On Friday, July 17th the Federal Reserve updated the Main Street Lending program to provide information related to nonprofit organizations ability to participate in the program as mandated by the CARES Act. The facility now includes 2 separate but similar facilities targeted at Nonprofit Organizations – the Nonprofit Organization New Loan Facility (NONLF) and the Nonprofit Organization Expanded Loan Facility (NOELF).
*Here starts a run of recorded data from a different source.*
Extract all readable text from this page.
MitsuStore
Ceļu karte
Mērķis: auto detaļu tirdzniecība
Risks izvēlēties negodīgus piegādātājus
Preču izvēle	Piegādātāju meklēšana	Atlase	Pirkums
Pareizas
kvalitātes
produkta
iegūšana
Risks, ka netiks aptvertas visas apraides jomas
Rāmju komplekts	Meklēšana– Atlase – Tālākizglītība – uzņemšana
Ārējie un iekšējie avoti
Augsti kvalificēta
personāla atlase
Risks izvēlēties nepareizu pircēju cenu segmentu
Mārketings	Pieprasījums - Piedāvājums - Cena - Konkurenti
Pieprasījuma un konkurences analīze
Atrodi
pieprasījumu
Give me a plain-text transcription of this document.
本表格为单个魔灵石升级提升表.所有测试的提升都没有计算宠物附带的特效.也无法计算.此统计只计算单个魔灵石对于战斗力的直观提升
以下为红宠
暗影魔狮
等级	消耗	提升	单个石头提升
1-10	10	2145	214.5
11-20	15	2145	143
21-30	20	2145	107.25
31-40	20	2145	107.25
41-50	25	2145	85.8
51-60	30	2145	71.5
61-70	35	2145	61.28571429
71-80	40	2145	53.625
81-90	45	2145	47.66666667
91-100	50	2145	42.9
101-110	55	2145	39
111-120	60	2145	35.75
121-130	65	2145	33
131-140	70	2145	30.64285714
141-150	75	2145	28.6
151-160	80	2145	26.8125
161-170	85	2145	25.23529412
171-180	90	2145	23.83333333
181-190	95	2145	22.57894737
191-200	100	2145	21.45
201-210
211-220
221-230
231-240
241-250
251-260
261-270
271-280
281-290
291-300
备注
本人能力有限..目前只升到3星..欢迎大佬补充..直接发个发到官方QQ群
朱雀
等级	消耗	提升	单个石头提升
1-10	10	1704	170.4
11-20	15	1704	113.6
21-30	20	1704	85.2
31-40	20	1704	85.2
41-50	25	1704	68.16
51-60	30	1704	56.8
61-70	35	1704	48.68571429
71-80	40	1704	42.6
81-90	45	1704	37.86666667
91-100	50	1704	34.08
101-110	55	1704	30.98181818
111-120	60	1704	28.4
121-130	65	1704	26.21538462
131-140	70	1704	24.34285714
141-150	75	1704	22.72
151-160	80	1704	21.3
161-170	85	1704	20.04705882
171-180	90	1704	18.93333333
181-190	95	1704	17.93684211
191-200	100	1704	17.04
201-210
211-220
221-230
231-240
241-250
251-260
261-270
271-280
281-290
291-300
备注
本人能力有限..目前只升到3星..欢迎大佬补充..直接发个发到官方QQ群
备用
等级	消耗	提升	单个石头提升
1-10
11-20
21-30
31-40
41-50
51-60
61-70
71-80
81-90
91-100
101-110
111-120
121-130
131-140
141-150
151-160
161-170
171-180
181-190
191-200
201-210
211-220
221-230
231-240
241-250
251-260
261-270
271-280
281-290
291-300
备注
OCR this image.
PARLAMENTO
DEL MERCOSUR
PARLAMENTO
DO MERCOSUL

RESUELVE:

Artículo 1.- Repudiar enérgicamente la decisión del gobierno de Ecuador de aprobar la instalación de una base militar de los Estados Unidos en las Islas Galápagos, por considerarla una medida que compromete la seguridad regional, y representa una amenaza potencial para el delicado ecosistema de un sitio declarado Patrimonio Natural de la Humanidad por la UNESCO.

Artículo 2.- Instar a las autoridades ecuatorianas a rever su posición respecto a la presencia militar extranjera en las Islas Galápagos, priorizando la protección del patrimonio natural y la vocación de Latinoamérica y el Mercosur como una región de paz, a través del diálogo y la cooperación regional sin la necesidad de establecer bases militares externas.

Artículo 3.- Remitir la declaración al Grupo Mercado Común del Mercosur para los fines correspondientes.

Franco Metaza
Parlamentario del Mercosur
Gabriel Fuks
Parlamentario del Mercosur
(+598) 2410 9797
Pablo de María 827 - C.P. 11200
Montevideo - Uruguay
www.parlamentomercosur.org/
The terms of both the NONLF and NOELF are substantially similar. The NONLF is for organizations looking for a “new loan,” meaning they do not currently have a debt facility with an existing lender. The NONLF Loans will generally be smaller, with a minimum of $250,000 and a maximum of $35,000,000 (or borrowers’ quarterly revenue). The NOELF is for borrowers with a pre-existing credit relationship originated prior to June 15, 2020 and has an existing maturity of at least 18 months. The NOELF Loans provide an “upsized tranche” to increase the current loan with terms of this loan program. The loans are for a minimum of $10,000,000 and a maximum of $300,000,000 or 2019 average quarterly support. Broadly speaking, these loans are targeted at organizations with strong fiscal health prior to the COVID-19 Pandemic.
In order to be an eligible borrower, a Nonprofit Organization will need to meet the following criteria under either program:
1. Been in continuous operation since January 1, 2015
2. Be exempt under either Section 501(C) (3) or 501(C)(19). The term sheet indicates other organizations may be considered but only at the discretion of the Federal Reserve.
3. The organization must have at least ten employees but less than 15,000 or annual revenue of less than $5,000,000,000 and an endowment of less than $3,000,000,000
4. Total non-donation revenues equal to 60% of expenses for the period of 2017 – 2019.
Non-donation revenues are revenues less the following donations
a. Proceeds from fundraising events
b. Federated campaigns
d. Donor Advised Funds
e. Funds from similar sources
Expenses are total organization expenses less depreciation and amortization.
5. The ratio of earnings before interest, depreciation and amortization (EBIDA) to revenue is greater than 2%
6. Unrestricted Cash & Investments (Liquid Assets) of at least 60 days
7. Ratio of Liquid Assets to existing debt of at least 55%
If a borrower is able to meet the above qualifications to be considered eligible, the terms of the loans are as follows:
1. 5 Year Maturity.
2. Principal deferred for 2 years and interest payments deferred for 1 year.
3. Amortization of 15% at the end of Year 3, 15% at the end of Year 4 and 70% at maturity.
4. The rate is 1 or 3 month LIBOR + 3%. This would be ~3.25% as of July 23rd, 2020.
5. The loan is not subordinated to any other debt and is pari passu for any other debt in the expanded facility.
6. No prepayment penalty.
The loans themselves will have a 1% origination fee charged by the lender as well as a potential 1% facility fee passed on from the lender to the borrower (for a total of 2%). The borrower will have to maintain certain covenants, including refraining from paying any debt (other than mandatory and due) while this loan is outstanding. The borrower also must certify that it has a good basis to believe it has its ability to meet its financial obligations for 90 days and does not expect to file for bankruptcy, along with a commitment to make reasonable efforts to retain employees.
As the Federal Reserve Facility is purchasing the participations in these loans as of the date of these term sheets, these loans should, in theory be available now. Interested borrowers should contact their banking contacts if they are looking to obtain one of these loans. The Federal Reserve facility is scheduled to stop purchasing loans on September 30, 2020; however, the term sheets indicate that this date may (and probably will) be expanded.
To date, much of the interest in the Main Street Lending program has been lukewarm for both private companies and Nonprofit Organizations, and few financial institutions have been pushing out participation in these facilities. Many private organizations either will not meet the underwriting requirements imposed (it would require a minimum EBITDA of $62,500) or do not find the distribution restrictions (limited to amounts needed to cover taxes for owners for the loan term and 12 months after) burdensome. Nonprofit Organizations may face similar hurdles meeting the above underwriting requirements, particularly if they rely heavily on donations, operated at a deficit for 2019, or do not have at least 60 days in cash at the time of loan origination and do not have 2019 annual revenue of at least $1,000,000.